Li Bin and NIO are undoubtedly the first ambassadors for the difficulty of building a new brand. Facing this red ocean market, he was reluctant to let NIO get involved in the melee and instead chose to create a new brand under the guise of a new automotive venture.
While the RMB 400,000 niche market where NIO resides is a niche segment, it is one of its exclusive markets as an independent high-end brand. In contrast, the RMB 200,000 niche market where Ledao Automobile resides has many considerations and possibilities for users, making it difficult to establish an effective brand barrier.
Without negative publicity or unexpected marketing incidents, Ledao Automobile seems destined to remain a topic of heated debate among NIO users and KOL opinion leaders. Where will Li Bin's desired sales volume come from?

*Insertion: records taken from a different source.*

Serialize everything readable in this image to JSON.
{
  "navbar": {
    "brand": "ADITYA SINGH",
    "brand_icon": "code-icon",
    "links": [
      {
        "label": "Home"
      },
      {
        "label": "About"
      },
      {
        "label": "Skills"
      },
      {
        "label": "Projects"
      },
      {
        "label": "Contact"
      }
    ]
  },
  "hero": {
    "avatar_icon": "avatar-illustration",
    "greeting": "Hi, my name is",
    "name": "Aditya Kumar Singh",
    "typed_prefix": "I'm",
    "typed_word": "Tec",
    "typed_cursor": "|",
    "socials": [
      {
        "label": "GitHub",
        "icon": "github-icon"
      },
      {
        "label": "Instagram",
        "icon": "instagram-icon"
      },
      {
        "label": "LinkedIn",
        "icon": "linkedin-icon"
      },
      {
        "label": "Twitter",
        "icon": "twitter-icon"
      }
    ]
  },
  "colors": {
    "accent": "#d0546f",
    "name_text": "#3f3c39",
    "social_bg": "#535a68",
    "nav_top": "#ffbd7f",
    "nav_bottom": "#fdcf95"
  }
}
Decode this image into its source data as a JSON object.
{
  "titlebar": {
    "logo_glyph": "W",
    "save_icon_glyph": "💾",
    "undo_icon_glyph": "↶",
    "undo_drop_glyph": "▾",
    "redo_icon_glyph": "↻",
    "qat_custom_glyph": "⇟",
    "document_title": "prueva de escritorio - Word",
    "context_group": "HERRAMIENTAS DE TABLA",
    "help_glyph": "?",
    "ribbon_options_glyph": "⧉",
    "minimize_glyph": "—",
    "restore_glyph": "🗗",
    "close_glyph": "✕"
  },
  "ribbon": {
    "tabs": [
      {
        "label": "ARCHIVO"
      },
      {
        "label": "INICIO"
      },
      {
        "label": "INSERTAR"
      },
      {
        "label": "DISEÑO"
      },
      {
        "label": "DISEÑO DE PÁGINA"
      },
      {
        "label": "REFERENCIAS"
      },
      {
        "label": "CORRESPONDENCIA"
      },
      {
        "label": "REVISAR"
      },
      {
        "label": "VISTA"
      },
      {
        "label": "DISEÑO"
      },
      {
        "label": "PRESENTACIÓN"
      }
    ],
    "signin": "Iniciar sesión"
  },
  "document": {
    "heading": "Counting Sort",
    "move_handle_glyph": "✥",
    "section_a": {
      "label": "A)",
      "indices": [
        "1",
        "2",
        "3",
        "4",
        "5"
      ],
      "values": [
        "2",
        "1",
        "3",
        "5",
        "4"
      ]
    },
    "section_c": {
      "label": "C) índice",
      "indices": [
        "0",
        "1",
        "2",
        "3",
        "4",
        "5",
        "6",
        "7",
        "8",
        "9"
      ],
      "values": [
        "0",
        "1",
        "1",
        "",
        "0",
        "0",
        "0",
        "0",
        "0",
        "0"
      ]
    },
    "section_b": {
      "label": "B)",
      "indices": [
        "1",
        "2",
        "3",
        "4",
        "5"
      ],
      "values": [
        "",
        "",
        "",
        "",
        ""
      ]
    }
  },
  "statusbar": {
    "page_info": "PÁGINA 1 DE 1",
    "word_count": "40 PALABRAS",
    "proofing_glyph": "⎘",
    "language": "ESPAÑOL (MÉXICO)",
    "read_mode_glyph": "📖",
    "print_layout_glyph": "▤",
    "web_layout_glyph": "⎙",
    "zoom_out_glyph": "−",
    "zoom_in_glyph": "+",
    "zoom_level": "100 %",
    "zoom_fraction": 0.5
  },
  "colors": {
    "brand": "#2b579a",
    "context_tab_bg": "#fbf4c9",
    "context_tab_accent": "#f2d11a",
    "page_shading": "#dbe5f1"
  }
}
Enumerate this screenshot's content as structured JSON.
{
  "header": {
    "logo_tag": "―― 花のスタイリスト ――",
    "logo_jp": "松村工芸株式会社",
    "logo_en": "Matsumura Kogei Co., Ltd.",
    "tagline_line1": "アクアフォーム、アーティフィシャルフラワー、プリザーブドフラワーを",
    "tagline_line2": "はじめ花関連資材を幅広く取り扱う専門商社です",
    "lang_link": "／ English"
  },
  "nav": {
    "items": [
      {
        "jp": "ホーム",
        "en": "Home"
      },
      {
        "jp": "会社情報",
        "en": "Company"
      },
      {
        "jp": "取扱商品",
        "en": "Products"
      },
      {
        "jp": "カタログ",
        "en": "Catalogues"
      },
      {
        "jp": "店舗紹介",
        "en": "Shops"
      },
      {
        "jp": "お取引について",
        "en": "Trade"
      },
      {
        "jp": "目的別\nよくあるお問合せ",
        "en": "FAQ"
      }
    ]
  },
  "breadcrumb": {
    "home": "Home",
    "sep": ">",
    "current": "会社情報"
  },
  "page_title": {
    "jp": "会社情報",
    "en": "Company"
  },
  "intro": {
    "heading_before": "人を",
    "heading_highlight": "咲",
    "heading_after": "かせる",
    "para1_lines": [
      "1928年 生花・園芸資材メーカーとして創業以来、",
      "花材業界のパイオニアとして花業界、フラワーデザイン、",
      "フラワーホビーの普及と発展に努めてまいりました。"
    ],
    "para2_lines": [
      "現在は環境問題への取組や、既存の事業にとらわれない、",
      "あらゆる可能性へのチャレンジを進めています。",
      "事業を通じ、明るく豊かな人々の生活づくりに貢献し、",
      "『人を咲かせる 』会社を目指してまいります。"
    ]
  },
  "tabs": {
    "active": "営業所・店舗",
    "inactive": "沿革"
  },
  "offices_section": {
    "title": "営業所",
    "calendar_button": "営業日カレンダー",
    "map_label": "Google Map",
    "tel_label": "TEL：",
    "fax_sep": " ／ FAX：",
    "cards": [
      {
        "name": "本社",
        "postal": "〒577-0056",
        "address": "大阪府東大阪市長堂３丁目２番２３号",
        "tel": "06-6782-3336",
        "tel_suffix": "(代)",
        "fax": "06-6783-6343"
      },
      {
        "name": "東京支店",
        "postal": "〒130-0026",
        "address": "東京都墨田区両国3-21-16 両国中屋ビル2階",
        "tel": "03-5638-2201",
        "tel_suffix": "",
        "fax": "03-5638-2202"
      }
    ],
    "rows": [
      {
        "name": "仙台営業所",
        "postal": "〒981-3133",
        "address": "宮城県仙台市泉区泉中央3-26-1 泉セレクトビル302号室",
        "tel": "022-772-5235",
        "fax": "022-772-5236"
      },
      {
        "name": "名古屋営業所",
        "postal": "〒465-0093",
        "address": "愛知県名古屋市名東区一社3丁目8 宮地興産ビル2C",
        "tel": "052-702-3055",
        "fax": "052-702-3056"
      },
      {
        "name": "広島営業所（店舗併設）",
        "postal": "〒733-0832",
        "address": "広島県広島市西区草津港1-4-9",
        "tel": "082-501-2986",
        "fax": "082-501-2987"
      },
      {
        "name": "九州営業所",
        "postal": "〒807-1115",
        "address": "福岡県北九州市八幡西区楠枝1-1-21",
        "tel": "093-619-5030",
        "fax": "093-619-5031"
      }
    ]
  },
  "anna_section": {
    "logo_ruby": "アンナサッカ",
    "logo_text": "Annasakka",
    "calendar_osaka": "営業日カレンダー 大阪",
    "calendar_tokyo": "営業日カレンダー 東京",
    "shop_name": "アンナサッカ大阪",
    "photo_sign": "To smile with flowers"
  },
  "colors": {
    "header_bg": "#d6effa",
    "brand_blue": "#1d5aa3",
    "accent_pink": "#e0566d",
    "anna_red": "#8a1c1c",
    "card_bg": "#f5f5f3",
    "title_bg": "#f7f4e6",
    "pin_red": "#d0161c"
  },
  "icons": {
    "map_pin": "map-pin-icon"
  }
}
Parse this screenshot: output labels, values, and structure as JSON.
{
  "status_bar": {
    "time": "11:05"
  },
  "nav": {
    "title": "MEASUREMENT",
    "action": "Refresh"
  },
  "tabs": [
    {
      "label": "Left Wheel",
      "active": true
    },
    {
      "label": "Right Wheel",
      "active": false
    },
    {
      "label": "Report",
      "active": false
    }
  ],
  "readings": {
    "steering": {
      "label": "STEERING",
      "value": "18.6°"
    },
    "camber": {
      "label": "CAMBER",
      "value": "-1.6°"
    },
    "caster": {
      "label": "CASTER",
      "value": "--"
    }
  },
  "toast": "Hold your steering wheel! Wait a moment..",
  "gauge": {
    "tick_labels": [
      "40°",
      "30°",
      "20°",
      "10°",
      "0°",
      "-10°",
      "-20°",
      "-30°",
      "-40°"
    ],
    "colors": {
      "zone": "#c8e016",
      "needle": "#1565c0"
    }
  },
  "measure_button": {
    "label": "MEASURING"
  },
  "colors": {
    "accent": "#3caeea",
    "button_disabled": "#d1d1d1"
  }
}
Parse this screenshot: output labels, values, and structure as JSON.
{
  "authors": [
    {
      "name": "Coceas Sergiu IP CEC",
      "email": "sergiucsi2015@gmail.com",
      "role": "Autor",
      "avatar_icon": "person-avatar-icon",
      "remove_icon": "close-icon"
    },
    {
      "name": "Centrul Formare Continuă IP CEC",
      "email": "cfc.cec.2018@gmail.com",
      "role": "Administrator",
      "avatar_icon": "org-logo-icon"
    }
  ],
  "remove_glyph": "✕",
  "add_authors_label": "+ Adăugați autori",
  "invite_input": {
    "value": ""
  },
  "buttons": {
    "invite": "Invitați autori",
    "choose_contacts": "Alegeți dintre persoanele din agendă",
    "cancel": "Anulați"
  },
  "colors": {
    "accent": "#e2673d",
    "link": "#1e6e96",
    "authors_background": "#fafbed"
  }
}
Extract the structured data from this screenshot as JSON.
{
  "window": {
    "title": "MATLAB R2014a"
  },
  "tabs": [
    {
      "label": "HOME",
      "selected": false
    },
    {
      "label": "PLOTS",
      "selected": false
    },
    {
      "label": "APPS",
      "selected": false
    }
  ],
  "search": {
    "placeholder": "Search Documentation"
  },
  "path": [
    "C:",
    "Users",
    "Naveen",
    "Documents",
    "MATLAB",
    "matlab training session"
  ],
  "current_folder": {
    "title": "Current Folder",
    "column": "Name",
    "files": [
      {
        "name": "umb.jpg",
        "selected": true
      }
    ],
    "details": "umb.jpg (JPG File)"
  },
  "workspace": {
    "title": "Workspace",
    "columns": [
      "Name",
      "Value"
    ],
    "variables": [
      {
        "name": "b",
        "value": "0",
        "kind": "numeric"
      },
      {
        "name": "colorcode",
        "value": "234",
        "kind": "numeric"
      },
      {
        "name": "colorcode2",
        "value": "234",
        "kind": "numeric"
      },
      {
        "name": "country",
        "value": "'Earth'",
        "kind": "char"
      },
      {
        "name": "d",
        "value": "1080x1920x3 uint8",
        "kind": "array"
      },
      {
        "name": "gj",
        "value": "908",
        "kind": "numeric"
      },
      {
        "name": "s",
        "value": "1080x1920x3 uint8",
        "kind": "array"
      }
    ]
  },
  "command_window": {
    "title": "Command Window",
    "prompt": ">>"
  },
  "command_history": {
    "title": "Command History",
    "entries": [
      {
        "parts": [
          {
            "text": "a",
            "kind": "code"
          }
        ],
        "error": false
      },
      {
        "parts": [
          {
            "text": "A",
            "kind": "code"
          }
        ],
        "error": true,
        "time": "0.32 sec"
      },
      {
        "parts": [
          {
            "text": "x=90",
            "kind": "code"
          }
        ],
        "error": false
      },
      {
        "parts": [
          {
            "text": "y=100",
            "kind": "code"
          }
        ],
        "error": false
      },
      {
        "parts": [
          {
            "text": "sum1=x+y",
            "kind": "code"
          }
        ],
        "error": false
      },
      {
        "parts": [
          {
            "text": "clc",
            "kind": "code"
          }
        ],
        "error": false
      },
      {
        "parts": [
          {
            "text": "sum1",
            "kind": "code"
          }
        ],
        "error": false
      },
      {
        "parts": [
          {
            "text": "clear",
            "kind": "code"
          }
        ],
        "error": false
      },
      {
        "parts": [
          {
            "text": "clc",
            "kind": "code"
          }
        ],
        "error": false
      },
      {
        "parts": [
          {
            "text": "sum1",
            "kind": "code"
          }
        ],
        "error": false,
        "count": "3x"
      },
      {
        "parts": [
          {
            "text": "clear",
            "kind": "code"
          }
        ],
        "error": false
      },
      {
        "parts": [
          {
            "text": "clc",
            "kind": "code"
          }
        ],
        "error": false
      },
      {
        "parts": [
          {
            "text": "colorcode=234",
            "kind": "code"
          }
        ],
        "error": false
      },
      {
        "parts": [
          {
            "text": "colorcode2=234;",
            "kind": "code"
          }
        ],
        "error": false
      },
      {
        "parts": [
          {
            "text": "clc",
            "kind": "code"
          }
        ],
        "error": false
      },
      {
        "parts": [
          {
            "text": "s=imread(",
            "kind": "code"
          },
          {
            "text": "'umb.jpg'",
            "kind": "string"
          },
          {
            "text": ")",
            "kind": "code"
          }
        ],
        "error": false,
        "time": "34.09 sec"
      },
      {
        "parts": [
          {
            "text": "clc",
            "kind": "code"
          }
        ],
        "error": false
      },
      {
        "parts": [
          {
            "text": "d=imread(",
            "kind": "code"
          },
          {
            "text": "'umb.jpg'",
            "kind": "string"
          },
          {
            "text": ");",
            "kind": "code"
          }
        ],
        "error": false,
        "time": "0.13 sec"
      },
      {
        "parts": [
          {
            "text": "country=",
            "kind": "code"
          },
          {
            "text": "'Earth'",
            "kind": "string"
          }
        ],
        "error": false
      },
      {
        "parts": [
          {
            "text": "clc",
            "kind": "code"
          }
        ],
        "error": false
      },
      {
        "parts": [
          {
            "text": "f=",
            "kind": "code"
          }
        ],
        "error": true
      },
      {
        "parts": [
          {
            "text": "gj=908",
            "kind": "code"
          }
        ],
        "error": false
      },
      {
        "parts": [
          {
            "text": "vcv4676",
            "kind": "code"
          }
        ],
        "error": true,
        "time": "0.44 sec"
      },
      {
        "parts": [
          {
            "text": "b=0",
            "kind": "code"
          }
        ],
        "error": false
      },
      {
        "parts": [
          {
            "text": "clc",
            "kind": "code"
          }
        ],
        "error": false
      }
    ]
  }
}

In today's Chinese automotive market, new automotive forces are fighting fiercely, and traditional Chinese automakers are fully engaged in the competition. It remains to be seen whether Ledao Automobile will recreate NIO's success or simply become another version of it.
As an independent high-end brand, NIO's strengths lie in its service system, battery swapping technology, and battery swapping infrastructure. Battery swapping services have become a profitable asset for NIO, which has even expanded its cooperation externally, revealing an excess of service capacity.
While Ledao Automobile's arrival can gradually absorb some of this excess capacity, balancing the rights and interests of users of both NIO and Ledao brands without affecting the driving experience of existing NIO users under the already excessive resources seems like an impossible task.
If Ledao Automobile becomes popular quickly and production and sales grow rapidly, it is likely to trigger protests from NIO users, especially in high-frequency service scenarios such as holidays.
After all, everyone prefers one-on-one service and exclusive resources, which NIO has long provided. Changing this will be difficult and may even jeopardize NIO's high-end positioning.
The goal of Ledao Automobile is undoubtedly to expand NIO's production and sales scale, further reducing overall costs from manufacturing to operation.
In this context, the commonality of automotive platforms and components, as well as the sharing of service systems such as NIO Houses and battery swapping stations, are facts that NIO users must accept. They are also the foundation for Ledao Automobile's success.
We believe that NIO will not invest the same amount of resources in building Ledao Automobile from scratch, as the Chinese market has run out of time for another large-scale new energy vehicle brand following Xiaomi Automobile.
On one hand, Ledao Automobile must rely on NIO's resources, while on the other hand, NIO's existing users are concerned about competition for those resources. It remains to be seen whether Li Bin will abandon NIO or allow Ledao Automobile to start from scratch.
A mainstream automaker must rely on scale to win future development opportunities, and NIO is no exception. However, it has chosen the risky path of Ledao Automobile.
After much effort, NIO has acquired nearly 600,000 high-end users and built over 2,500 battery swapping stations, which are unique assets and advantages for the company and represent a high point in China's automotive development.
Will these 500,000 high-end users accept sharing some of the 2,500 battery swapping stations with a cheaper car, and will Ledao Automobile users tolerate being labeled as "low-end NIO" in potential online disputes?
We hope that Li Bin has already devised a foolproof plan for NIO and Ledao Automobile, rather than naively hoping that NIO users will generously understand and accept the reality that Ledao Automobile users must endure.
NIO users will have to accept that they can no longer monopolize Li Bin's success, and Ledao Automobile users will always be under the shadow of NIO's bloodline.
Li Bin must not only prevent internal strife between NIO and Ledao but also defeat competitors who stab them in the back. Can NIO "manage its household wisely" and achieve "family harmony" with Ledao Automobile?